Hello @corvs - is there any specific reason? I'm developing a mult-tenant application and after much consideration, I've concluded that it's better to have two different models.
For example, the Teacher model will have all the column supported by Laravel Cashier; while students model will have different set of columns.
Also, I'll need multiple unique columns on student and teacher model. That's the reason I was thinking of using two different models.
@thebigk Two different models for teachers and students are completely fine, but use the User model for authentication and a user can be a teacher or student then (or both).

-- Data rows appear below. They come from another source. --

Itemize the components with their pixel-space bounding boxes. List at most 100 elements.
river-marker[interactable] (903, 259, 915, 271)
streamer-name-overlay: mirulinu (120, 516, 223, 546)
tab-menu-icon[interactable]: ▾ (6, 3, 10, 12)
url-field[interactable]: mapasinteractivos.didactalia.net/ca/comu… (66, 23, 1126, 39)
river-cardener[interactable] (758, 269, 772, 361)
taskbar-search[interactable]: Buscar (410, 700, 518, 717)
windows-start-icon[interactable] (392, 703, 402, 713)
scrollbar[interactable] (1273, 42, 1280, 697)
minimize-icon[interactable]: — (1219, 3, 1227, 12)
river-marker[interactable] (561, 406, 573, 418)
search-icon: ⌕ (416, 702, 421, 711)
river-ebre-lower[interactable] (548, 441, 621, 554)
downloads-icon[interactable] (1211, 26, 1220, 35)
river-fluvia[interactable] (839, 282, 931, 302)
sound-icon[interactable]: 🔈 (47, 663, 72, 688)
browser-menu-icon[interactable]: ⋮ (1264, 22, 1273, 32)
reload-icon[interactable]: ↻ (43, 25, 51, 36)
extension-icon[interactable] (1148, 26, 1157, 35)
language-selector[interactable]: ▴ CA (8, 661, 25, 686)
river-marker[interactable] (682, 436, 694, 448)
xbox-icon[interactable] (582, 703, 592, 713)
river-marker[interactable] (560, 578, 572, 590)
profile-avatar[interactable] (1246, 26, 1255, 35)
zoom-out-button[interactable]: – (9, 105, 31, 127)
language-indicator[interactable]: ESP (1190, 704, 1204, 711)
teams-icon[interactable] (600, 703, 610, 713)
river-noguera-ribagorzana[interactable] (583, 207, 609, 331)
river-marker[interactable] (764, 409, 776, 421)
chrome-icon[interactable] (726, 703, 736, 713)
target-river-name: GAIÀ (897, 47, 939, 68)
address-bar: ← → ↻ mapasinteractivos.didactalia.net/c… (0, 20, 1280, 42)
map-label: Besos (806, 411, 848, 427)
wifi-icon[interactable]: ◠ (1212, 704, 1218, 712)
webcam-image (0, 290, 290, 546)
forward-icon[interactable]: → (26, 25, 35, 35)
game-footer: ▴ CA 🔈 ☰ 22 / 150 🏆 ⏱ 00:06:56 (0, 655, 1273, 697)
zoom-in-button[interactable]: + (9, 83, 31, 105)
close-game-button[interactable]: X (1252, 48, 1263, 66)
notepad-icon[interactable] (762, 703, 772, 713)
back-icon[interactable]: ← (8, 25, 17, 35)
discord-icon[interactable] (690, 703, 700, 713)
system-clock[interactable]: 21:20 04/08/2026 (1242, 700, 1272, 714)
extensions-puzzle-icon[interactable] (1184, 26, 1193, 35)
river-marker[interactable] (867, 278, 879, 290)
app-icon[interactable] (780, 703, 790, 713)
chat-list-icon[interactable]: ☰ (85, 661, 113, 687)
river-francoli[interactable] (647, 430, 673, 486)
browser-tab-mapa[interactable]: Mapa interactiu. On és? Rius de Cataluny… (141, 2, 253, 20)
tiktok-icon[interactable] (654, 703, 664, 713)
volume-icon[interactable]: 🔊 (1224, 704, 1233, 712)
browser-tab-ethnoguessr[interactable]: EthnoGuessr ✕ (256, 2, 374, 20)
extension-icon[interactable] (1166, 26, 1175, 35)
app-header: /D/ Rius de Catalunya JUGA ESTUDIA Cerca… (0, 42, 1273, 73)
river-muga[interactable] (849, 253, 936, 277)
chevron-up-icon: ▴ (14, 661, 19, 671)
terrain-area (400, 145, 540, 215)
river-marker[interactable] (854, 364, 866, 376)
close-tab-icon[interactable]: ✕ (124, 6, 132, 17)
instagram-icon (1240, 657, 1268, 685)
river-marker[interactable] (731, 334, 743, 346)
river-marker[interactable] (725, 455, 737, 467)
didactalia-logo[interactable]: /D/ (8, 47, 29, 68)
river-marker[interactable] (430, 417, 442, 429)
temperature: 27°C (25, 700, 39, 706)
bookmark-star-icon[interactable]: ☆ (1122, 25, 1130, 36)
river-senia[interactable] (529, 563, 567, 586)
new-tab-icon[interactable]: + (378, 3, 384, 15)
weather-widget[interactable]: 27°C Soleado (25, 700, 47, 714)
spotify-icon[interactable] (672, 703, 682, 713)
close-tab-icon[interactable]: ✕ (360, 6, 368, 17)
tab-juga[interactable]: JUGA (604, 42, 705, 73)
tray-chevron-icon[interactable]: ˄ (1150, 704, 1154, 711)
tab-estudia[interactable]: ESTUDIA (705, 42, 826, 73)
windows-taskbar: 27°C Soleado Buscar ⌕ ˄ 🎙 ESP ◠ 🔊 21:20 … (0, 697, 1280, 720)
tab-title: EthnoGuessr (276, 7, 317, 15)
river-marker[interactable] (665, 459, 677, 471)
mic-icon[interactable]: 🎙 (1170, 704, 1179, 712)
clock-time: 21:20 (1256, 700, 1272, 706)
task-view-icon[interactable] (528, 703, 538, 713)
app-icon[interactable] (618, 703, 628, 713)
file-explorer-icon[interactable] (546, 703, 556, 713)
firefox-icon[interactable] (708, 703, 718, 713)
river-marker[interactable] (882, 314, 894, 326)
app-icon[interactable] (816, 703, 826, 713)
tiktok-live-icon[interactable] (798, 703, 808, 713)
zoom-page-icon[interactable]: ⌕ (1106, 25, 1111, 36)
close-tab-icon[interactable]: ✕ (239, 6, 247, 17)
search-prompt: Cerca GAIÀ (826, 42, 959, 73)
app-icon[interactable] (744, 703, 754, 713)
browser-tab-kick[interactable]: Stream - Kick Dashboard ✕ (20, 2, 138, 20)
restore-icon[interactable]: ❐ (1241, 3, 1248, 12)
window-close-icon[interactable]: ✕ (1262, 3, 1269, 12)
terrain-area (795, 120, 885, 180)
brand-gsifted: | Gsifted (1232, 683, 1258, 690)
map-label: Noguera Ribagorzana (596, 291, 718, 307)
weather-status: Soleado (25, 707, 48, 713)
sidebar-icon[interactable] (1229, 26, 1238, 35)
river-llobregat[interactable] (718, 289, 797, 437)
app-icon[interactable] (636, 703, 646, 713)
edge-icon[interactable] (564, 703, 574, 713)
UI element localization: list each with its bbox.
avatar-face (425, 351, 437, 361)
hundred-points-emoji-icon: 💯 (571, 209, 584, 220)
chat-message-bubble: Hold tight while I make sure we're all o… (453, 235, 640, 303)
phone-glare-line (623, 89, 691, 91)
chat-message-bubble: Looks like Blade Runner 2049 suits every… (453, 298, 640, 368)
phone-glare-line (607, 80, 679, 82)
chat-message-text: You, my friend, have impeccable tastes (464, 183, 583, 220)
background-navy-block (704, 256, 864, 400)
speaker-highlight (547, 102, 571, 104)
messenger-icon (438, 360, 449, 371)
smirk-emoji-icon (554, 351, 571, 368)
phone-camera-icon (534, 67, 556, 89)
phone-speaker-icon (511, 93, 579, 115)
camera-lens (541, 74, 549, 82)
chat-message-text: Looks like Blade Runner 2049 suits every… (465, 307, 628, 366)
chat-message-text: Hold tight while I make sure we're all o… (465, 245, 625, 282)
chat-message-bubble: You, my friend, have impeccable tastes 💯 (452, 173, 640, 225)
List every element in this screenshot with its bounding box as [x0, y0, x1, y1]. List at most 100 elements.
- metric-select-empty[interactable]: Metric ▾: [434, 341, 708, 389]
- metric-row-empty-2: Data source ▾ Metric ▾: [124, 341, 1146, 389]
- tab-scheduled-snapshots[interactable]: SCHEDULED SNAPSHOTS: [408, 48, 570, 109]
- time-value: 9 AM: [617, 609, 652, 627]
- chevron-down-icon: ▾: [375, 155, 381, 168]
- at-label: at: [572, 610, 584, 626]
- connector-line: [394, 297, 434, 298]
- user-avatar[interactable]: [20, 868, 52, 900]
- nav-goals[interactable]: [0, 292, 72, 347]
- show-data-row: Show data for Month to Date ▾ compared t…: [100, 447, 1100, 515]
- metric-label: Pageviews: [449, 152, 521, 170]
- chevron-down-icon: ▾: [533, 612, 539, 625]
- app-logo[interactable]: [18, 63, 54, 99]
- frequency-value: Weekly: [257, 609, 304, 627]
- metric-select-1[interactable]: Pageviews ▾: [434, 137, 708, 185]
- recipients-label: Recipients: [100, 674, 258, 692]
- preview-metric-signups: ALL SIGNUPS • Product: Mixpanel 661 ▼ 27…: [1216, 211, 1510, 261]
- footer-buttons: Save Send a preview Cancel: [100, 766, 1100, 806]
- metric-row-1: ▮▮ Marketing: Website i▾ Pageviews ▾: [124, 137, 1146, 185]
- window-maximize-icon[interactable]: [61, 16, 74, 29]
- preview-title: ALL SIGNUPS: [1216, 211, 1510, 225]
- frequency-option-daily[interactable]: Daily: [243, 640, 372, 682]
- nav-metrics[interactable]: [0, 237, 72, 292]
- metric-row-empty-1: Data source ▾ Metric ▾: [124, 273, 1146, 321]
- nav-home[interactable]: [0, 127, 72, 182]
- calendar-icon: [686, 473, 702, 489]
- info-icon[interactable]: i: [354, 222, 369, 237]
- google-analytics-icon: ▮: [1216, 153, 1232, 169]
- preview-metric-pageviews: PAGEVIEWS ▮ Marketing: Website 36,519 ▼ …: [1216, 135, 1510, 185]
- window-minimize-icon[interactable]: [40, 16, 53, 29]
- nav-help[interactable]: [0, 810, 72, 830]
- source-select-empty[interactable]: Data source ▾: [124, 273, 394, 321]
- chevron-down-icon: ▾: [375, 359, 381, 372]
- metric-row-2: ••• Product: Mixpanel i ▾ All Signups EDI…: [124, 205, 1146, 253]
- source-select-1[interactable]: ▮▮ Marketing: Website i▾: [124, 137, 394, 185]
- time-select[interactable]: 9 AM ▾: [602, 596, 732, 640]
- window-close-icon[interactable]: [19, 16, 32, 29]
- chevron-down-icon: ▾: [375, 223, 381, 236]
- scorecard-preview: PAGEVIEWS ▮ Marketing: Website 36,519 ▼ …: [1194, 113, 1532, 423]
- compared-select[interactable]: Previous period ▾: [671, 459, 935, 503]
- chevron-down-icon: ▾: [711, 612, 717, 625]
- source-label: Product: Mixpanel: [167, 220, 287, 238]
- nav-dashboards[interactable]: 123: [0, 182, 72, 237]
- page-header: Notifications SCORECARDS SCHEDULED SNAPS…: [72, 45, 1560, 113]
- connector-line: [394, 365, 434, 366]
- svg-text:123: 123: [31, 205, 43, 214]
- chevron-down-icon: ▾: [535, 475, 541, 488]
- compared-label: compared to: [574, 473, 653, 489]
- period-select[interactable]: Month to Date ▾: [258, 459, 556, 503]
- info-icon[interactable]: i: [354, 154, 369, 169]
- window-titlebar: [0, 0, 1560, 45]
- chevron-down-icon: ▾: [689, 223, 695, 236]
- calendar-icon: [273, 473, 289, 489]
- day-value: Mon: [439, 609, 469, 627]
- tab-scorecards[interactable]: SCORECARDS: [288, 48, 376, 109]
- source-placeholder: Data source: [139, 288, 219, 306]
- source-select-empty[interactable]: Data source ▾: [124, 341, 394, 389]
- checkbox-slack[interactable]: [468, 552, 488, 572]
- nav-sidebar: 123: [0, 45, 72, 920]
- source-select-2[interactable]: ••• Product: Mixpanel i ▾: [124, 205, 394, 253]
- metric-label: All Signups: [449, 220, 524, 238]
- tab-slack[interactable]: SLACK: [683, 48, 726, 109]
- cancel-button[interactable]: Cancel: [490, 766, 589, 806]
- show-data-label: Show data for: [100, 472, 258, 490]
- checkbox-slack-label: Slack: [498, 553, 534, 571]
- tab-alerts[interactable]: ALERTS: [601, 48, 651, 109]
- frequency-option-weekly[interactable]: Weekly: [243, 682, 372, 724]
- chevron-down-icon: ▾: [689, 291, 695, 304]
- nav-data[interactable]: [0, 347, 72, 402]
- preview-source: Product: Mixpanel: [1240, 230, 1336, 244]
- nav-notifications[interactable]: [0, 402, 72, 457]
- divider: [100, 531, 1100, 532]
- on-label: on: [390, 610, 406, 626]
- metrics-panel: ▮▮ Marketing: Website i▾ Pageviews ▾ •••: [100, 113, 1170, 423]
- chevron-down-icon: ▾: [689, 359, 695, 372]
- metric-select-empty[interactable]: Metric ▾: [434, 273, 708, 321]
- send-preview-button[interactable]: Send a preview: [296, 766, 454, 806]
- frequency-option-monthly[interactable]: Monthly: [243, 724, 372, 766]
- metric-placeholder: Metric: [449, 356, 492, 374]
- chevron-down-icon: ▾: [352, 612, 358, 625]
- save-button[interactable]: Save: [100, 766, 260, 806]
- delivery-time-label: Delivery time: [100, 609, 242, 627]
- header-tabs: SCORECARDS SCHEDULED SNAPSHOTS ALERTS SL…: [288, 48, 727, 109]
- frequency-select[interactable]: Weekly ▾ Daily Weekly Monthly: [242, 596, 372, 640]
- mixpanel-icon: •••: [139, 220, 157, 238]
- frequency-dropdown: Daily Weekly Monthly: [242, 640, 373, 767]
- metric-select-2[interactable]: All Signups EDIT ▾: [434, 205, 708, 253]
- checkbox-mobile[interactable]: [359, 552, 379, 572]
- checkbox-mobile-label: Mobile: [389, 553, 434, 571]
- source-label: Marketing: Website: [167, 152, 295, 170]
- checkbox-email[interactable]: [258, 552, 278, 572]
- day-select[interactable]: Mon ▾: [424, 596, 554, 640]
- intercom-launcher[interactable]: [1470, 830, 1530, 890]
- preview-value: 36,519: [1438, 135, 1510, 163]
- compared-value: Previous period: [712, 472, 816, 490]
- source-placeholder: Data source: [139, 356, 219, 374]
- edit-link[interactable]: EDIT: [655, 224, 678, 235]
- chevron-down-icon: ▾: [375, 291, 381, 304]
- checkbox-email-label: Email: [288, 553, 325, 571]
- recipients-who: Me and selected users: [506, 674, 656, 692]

@snapey - that will never be the case. I just stumbled upon the following block in config/auth.php -
/*
|--------------------------------------------------------------------------
| User Providers
|--------------------------------------------------------------------------
|
| All authentication drivers have a user provider. This defines how the
| users are actually retrieved out of your database or other storage
| mechanisms used by this application to persist your user's data.
|
| If you have multiple user tables or models you may configure multiple
| sources which represent each model / table. These sources may then
| be assigned to any extra authentication guards you have defined.
|
| Supported: "database", "eloquent"
|
*/
'providers' => [
'users' => [
'driver' => 'eloquent',
'model' => App\Models\User::class,
],
// 'users' => [
// 'driver' => 'database',
// 'table' => 'users',
// ],
],
Though I'm thinking of switching to just User model; I'm curious to know if the above block actually does what I'm trying to do.
You're reaching for the wrong tool here, tbh. What you need is Multi-Table Inheritance. You can read the README of this repo and if you have more questions, feel free to ask.